Поскольку стихами и рассказами жить нельзя, я мучительно искал работу и наконец нашел ее на большом, еще не вполне оправившемся после войны заводе на берегу озера, скованного в те зимние месяцы грязным льдом. Никто мною особенно не занимался; коллегам, директору, рабочим было не до меня; они оплакивали сыновей, не вернувшихся из России, печалились о печках без дров, ботинках без подметок, окнах без стекол, о пустых складах и замерзших трубах, об инфляции и дороговизне, о своих местных склоках… Не дав никакого конкретного задания, мне милостиво выделили в лаборатории колченогий стол в шумном, продуваемом всеми сквозняками закутке, где мимо меня постоянно сновали люди с ветошью и бидонами. Будучи, так сказать, химиком без определенных занятий и в состоянии полного отчуждения (хотя тогда этот термин еще не существовал), я беспорядочно заполнял страницу за страницей отравлявшими меня воспоминаниями, а коллеги втайне считали меня безобидным психом. Книга росла у меня в руках как будто сама собой, без всякого плана и системы, запутанная и перенаселенная, как муравейник. Время от времени совесть профессионального инженера побуждала меня обращаться к директору и просить у него работы, но директор был слишком занят делами, чтобы заниматься еще и угрызениями моей совести. Читать и учиться – вот и весь сказ; да и правда, по части красок я со своим дипломом был пока что неучем. Нет работы? Ну и слава Богу, сиди в библиотеке; а если уж тебе так неймется приносить пользу, вот, пожалуйста, немецкие статьи, бери и переводи.

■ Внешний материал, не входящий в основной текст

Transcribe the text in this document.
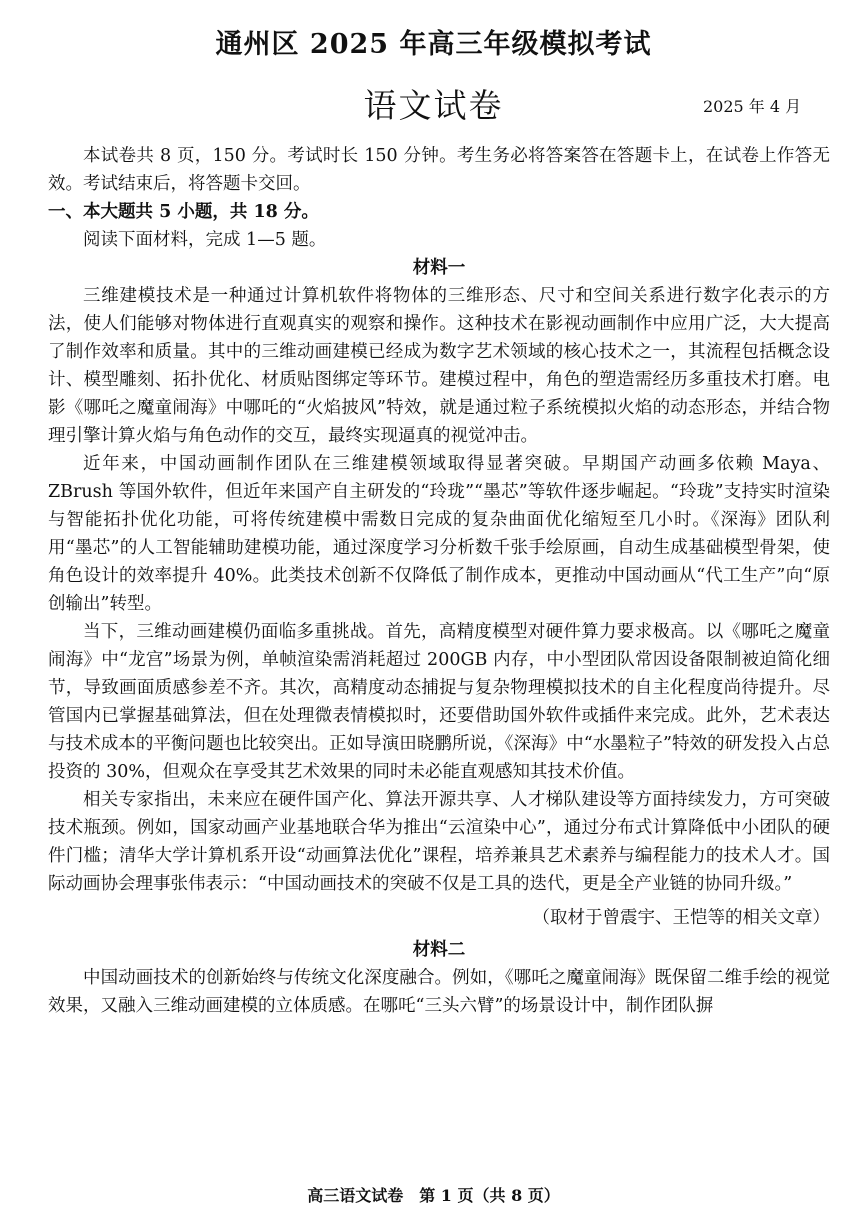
通州区 2025 年高三年级模拟考试
语文试卷	2025 年 4 月

本试卷共 8 页，150 分。考试时长 150 分钟。考生务必将答案答在答题卡上，在试卷上作答无效。考试结束后，将答题卡交回。

一、本大题共 5 小题，共 18 分。

阅读下面材料，完成 1—5 题。

材料一

三维建模技术是一种通过计算机软件将物体的三维形态、尺寸和空间关系进行数字化表示的方法，使人们能够对物体进行直观真实的观察和操作。这种技术在影视动画制作中应用广泛，大大提高了制作效率和质量。其中的三维动画建模已经成为数字艺术领域的核心技术之一，其流程包括概念设计、模型雕刻、拓扑优化、材质贴图绑定等环节。建模过程中，角色的塑造需经历多重技术打磨。电影《哪吒之魔童闹海》中哪吒的“火焰披风”特效，就是通过粒子系统模拟火焰的动态形态，并结合物理引擎计算火焰与角色动作的交互，最终实现逼真的视觉冲击。

近年来，中国动画制作团队在三维建模领域取得显著突破。早期国产动画多依赖 Maya、ZBrush 等国外软件，但近年来国产自主研发的“玲珑”“墨芯”等软件逐步崛起。“玲珑”支持实时渲染与智能拓扑优化功能，可将传统建模中需数日完成的复杂曲面优化缩短至几小时。《深海》团队利用“墨芯”的人工智能辅助建模功能，通过深度学习分析数千张手绘原画，自动生成基础模型骨架，使角色设计的效率提升 40%。此类技术创新不仅降低了制作成本，更推动中国动画从“代工生产”向“原创输出”转型。

当下，三维动画建模仍面临多重挑战。首先，高精度模型对硬件算力要求极高。以《哪吒之魔童闹海》中“龙宫”场景为例，单帧渲染需消耗超过 200GB 内存，中小型团队常因设备限制被迫简化细节，导致画面质感参差不齐。其次，高精度动态捕捉与复杂物理模拟技术的自主化程度尚待提升。尽管国内已掌握基础算法，但在处理微表情模拟时，还要借助国外软件或插件来完成。此外，艺术表达与技术成本的平衡问题也比较突出。正如导演田晓鹏所说，《深海》中“水墨粒子”特效的研发投入占总投资的 30%，但观众在享受其艺术效果的同时未必能直观感知其技术价值。

相关专家指出，未来应在硬件国产化、算法开源共享、人才梯队建设等方面持续发力，方可突破技术瓶颈。例如，国家动画产业基地联合华为推出“云渲染中心”，通过分布式计算降低中小团队的硬件门槛；清华大学计算机系开设“动画算法优化”课程，培养兼具艺术素养与编程能力的技术人才。国际动画协会理事张伟表示：“中国动画技术的突破不仅是工具的迭代，更是全产业链的协同升级。”

（取材于曾震宇、王恺等的相关文章）
材料二

中国动画技术的创新始终与传统文化深度融合。例如，《哪吒之魔童闹海》既保留二维手绘的视觉效果，又融入三维动画建模的立体质感。在哪吒“三头六臂”的场景设计中，制作团队摒

高三语文试卷　第 1 页（共 8 页）
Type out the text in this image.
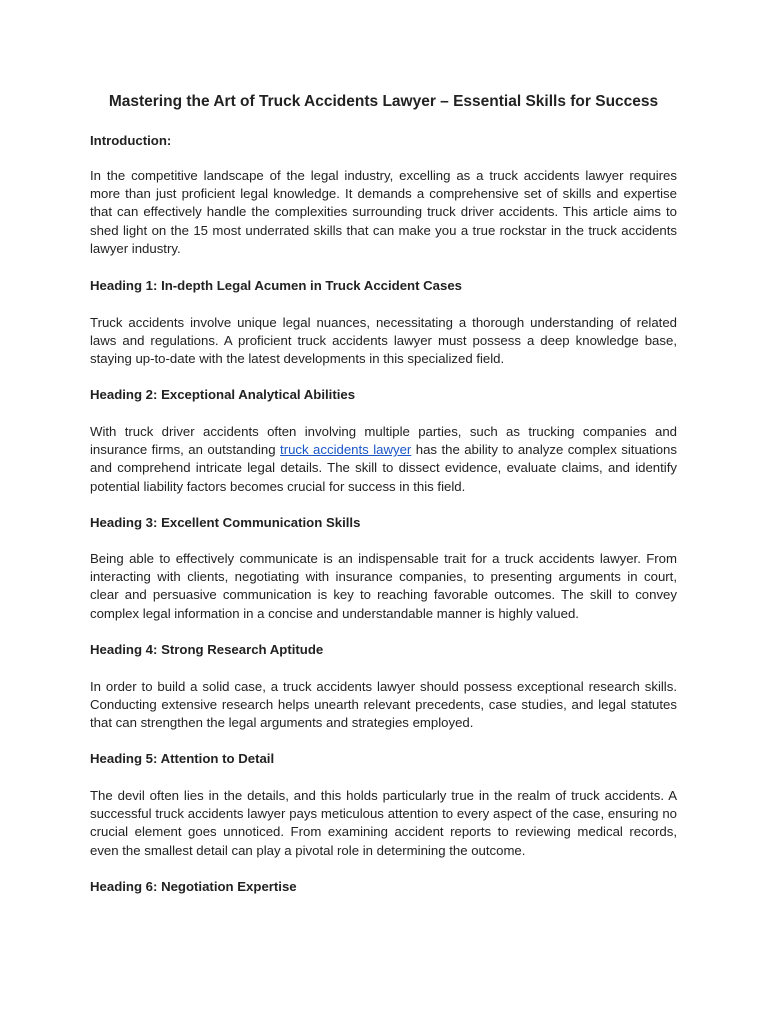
Mastering the Art of Truck Accidents Lawyer – Essential Skills for Success
Introduction:

In the competitive landscape of the legal industry, excelling as a truck accidents lawyer requires more than just proficient legal knowledge. It demands a comprehensive set of skills and expertise that can effectively handle the complexities surrounding truck driver accidents. This article aims to shed light on the 15 most underrated skills that can make you a true rockstar in the truck accidents lawyer industry.

Heading 1: In-depth Legal Acumen in Truck Accident Cases

Truck accidents involve unique legal nuances, necessitating a thorough understanding of related laws and regulations. A proficient truck accidents lawyer must possess a deep knowledge base, staying up-to-date with the latest developments in this specialized field.

Heading 2: Exceptional Analytical Abilities

With truck driver accidents often involving multiple parties, such as trucking companies and insurance firms, an outstanding truck accidents lawyer has the ability to analyze complex situations and comprehend intricate legal details. The skill to dissect evidence, evaluate claims, and identify potential liability factors becomes crucial for success in this field.

Heading 3: Excellent Communication Skills

Being able to effectively communicate is an indispensable trait for a truck accidents lawyer. From interacting with clients, negotiating with insurance companies, to presenting arguments in court, clear and persuasive communication is key to reaching favorable outcomes. The skill to convey complex legal information in a concise and understandable manner is highly valued.

Heading 4: Strong Research Aptitude

In order to build a solid case, a truck accidents lawyer should possess exceptional research skills. Conducting extensive research helps unearth relevant precedents, case studies, and legal statutes that can strengthen the legal arguments and strategies employed.

Heading 5: Attention to Detail

The devil often lies in the details, and this holds particularly true in the realm of truck accidents. A successful truck accidents lawyer pays meticulous attention to every aspect of the case, ensuring no crucial element goes unnoticed. From examining accident reports to reviewing medical records, even the smallest detail can play a pivotal role in determining the outcome.

Heading 6: Negotiation Expertise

Но в один прекрасный день директор вызвал меня и с недобрым блеском в глазах объявил, что для меня есть работенка. Он повел меня в угол заводского двора, где у самого забора в беспорядке было свалено не меньше тысячи прямоугольных блоков ярко-оранжевого цвета. Директор предложил мне их потрогать; на ощупь они оказались студенистыми и сыроватыми, а консистенцией до отвращения напоминали требуху. Я заметил директору, что, если бы не цвет, это можно было бы принять за печень. Директор похвалил меня, поскольку в справочниках по краскам говорится о том же самом; это явление по-английски называется
Как мне рассказали, в состав этой краски, которая изготовлялась во время и сразу после войны, входили основной хромат и алкидная смола. Должно быть, хромат имел слишком щелочную реакцию или смола была слишком кислая; именно при таких условиях краска могла загустеть до консистенции печени. Короче говоря, теперь эту гору старых грехов предоставили мне, чтобы я все обдумал, провел анализы и исследования и в итоге смог точно сказать, отчего случилась такая беда, что надо сделать, чтобы это больше не повторилось, и нет ли возможности как-то спасти бракованный продукт.